电力变压器铁心振动特性分析*

doi:10.11985/2022.01.015

摘要/Abstract

摘要：

振动是变压器在进行能量传递与电压变换过程中的固有现象,而铁心是配电变压器中振动的最主要来源。针对电力变压器的铁心振动现象开展相关研究工作。分析铁心的电-磁-力耦合机理,以某企业生产的S13-M-400/10NX2型号配电变压器为例,建立多物理场分析模型,计算额定工况下铁心的磁通密度分布、形变以及应力分布,分析激励电源中各电气特性变化对铁心形变的影响。在变压器铁心振动特性过程中采用的计算方法与得出的相关结论对预估铁心振动噪声,改善铁心结构设计均具有进一步的指导意义。

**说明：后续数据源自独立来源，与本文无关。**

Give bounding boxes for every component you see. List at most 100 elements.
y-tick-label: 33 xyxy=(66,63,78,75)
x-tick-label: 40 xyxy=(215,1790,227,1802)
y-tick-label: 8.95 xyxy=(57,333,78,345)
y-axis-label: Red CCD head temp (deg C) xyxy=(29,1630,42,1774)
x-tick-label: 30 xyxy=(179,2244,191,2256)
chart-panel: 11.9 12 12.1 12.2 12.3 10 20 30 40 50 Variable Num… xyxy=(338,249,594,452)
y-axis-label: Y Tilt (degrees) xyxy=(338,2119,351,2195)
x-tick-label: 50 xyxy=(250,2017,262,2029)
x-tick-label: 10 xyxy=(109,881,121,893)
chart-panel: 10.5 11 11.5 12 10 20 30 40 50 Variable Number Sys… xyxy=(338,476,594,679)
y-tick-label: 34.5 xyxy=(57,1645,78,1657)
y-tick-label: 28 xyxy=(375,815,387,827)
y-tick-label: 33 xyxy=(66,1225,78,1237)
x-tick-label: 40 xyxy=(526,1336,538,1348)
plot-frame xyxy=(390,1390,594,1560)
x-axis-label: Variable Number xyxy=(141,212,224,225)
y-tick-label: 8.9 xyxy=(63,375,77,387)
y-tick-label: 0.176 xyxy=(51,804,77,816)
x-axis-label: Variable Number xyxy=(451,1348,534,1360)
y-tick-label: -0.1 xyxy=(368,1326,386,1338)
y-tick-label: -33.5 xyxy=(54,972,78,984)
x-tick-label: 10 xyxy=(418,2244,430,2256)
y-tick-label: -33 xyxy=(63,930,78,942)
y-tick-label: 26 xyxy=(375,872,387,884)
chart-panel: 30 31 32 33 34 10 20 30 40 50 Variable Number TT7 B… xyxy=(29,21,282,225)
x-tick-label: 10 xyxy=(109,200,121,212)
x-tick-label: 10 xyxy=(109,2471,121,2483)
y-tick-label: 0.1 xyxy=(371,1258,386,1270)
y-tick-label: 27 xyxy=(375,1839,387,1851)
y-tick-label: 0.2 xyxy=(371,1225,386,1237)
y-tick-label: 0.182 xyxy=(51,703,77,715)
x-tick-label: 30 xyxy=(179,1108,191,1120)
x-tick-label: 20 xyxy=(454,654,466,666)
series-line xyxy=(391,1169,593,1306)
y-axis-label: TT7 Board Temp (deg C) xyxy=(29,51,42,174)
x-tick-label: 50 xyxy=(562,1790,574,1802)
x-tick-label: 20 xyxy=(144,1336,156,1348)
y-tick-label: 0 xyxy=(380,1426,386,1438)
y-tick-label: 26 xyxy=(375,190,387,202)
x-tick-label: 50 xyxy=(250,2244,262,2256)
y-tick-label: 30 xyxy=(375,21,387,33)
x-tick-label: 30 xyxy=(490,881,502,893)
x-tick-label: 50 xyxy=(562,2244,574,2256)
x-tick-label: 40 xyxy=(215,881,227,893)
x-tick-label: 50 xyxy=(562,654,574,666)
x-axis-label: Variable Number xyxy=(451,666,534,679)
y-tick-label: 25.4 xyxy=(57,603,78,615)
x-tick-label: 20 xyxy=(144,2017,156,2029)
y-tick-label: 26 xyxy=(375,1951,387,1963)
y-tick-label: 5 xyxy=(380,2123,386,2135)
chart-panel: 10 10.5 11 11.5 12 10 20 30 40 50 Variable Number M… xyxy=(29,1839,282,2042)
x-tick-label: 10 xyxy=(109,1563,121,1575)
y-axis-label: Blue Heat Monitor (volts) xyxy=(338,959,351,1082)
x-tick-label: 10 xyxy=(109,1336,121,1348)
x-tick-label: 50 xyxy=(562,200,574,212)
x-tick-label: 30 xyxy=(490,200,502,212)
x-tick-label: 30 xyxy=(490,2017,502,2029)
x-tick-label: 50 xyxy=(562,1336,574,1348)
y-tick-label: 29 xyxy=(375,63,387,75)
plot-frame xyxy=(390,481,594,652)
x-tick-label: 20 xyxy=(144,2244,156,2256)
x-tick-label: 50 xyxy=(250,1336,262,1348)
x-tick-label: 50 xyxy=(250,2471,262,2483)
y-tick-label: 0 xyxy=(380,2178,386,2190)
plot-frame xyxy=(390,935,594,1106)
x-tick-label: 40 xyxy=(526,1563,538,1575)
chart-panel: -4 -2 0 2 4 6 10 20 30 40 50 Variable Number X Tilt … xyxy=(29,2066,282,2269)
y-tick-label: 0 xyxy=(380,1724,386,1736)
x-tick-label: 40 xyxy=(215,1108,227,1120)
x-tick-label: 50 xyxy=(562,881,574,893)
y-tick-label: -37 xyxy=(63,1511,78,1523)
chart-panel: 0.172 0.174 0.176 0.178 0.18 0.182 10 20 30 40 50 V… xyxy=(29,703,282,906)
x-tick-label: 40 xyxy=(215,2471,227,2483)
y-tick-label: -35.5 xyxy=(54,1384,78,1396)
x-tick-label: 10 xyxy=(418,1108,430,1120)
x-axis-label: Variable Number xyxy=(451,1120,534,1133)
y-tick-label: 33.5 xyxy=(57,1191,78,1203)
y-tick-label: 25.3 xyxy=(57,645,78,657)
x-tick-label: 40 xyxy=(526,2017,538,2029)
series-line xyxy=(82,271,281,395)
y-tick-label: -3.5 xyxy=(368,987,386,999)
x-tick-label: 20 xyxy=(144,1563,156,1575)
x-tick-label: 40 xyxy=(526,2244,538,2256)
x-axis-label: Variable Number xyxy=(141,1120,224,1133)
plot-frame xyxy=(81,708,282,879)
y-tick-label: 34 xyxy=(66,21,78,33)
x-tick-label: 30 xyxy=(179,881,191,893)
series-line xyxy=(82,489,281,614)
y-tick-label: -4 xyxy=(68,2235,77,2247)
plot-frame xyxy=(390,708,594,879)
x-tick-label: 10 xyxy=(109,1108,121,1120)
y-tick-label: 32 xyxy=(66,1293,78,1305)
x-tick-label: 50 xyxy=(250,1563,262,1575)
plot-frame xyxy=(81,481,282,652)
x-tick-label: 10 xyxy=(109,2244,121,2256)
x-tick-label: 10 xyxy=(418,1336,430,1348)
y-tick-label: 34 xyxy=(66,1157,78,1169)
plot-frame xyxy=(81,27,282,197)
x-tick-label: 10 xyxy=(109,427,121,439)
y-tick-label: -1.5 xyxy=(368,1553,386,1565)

关键词: 变压器铁心, 磁致伸缩, 铁心振动, 电-磁-力多物理场耦合

Abstract:

Due to the natural tendency of siliconized plate, transformer core vibrates during the working period. The core vibration is the main vibration source in transformers. This paper focus on the vibration performance in transformer core. First, the electromagnetic-mechanical coupling mechanism is studied and a multi-physic analytic model is built for a S13-M-400/10NX2 in distribution network. Then, under rated conditions, the distribution of flux density, shape strain and stress are studied respectively. In the end, sensitivity analysis is given to show how excitation source influence the vibration performance. The proposed model contributes to estimate the core vibration and design the clamping devices for the transformer core.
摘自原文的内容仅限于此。